The article only mentions one new action that may have some bearing on us and that’s “two studies: a ‘New Haven to Providence Capacity Planning Study,’ and a ‘New Haven to New Rochelle NEC Capacity and Trip Time Planning Study’ at some unspecified time. A "capacity planning study" does not mean we need to grab the pitchforks and picket signs.

Note that the North Atlantic Rail plan (map above) covers high-speed rail service between New Haven, Hartford and Providence coming nowhere near us.

Why is Ruth trying to start a panic?

One theory is that Ruth is using the CCA Party’s tried-and-true technique of creating boogeymen to scare Charlestown voters into believing that only the CCA can save Charlestown from Armageddon.

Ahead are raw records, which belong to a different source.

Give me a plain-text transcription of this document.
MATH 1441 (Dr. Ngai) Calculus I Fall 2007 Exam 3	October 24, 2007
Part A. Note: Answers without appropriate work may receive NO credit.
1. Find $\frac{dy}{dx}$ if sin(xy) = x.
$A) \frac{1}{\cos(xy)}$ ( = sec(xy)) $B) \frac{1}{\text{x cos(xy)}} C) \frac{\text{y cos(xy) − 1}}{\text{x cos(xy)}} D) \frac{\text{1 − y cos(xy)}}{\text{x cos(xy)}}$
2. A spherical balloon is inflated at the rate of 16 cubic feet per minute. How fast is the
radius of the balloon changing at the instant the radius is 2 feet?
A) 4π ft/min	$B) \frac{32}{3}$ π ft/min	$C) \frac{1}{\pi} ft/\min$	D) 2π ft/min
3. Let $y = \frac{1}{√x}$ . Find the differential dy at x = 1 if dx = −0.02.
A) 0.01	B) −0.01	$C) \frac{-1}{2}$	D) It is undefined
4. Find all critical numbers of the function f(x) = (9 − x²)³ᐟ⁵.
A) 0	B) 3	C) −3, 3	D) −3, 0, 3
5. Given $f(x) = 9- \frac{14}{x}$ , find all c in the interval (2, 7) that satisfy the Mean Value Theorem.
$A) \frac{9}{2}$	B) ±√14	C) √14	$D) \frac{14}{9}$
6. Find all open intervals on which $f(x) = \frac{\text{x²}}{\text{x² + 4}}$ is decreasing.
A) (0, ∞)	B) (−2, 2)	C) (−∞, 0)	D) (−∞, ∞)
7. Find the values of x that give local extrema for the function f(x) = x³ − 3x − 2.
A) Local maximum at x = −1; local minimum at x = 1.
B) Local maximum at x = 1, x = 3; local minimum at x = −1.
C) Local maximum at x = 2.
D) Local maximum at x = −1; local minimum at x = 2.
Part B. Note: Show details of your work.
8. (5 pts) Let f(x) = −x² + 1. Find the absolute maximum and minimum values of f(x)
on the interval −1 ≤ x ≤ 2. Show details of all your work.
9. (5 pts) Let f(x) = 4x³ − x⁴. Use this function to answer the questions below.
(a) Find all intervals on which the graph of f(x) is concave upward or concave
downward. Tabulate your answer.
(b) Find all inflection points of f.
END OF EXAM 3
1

Or perhaps she’s trying to skew people’s answers to the survey currently in the hands of every Charlestown household. For the most part, that survey tests how much residents approve of the status quo and how much they hate a long, long list of threats. REMINDER: please fill your survey and send it in.

Whether Ruth is playing the long con or just going for a cheap thrill, it does seem like we will be hearing a lot more about some of threats the CCA wants us all to fear.

For example, the CCA is currently featuring a talk on the 1973 attempt to turn the decommissioned Ninigret Naval air field into a nuclear power plant at the Quonnie Grange.

That battle was before my 2002 arrival as a Charlestown resident, but I’ve talked to veterans of that fight who still remember the town’s unity of purpose. Instead of a power plant, the Navy base became Ninigret Park and the Ninigret National Wildlife Refuge.

It's always something
It’s good to remember history – this 50 year old campaign was one for the ages. The CCA concedes that Nuclear power seems highly unlikely to be proposed again for coastal Charlestown” but History is more likely to be repeated if it is allowed to be forgotten.”

Next up, I expect Ruth to resurrect the mythic threat of a Narraganset tribal casino in Charlestown now that the US Department of Interior is run by Deb Haaland, a Native American of the Laguna Pueblo in New Mexico.

For more than a decade, Charlestown politics have been fueled by fear and bullshit. If it’s not a stampeding herd of developers, it’s AMTRAK. If not AMTRAK, it’s nukes or the Indians or chain stores or wind turbines or shiny lights or improperly trimmed shrubbery.

Or it’s getting dates wrong and mistaking 2017 for 2021.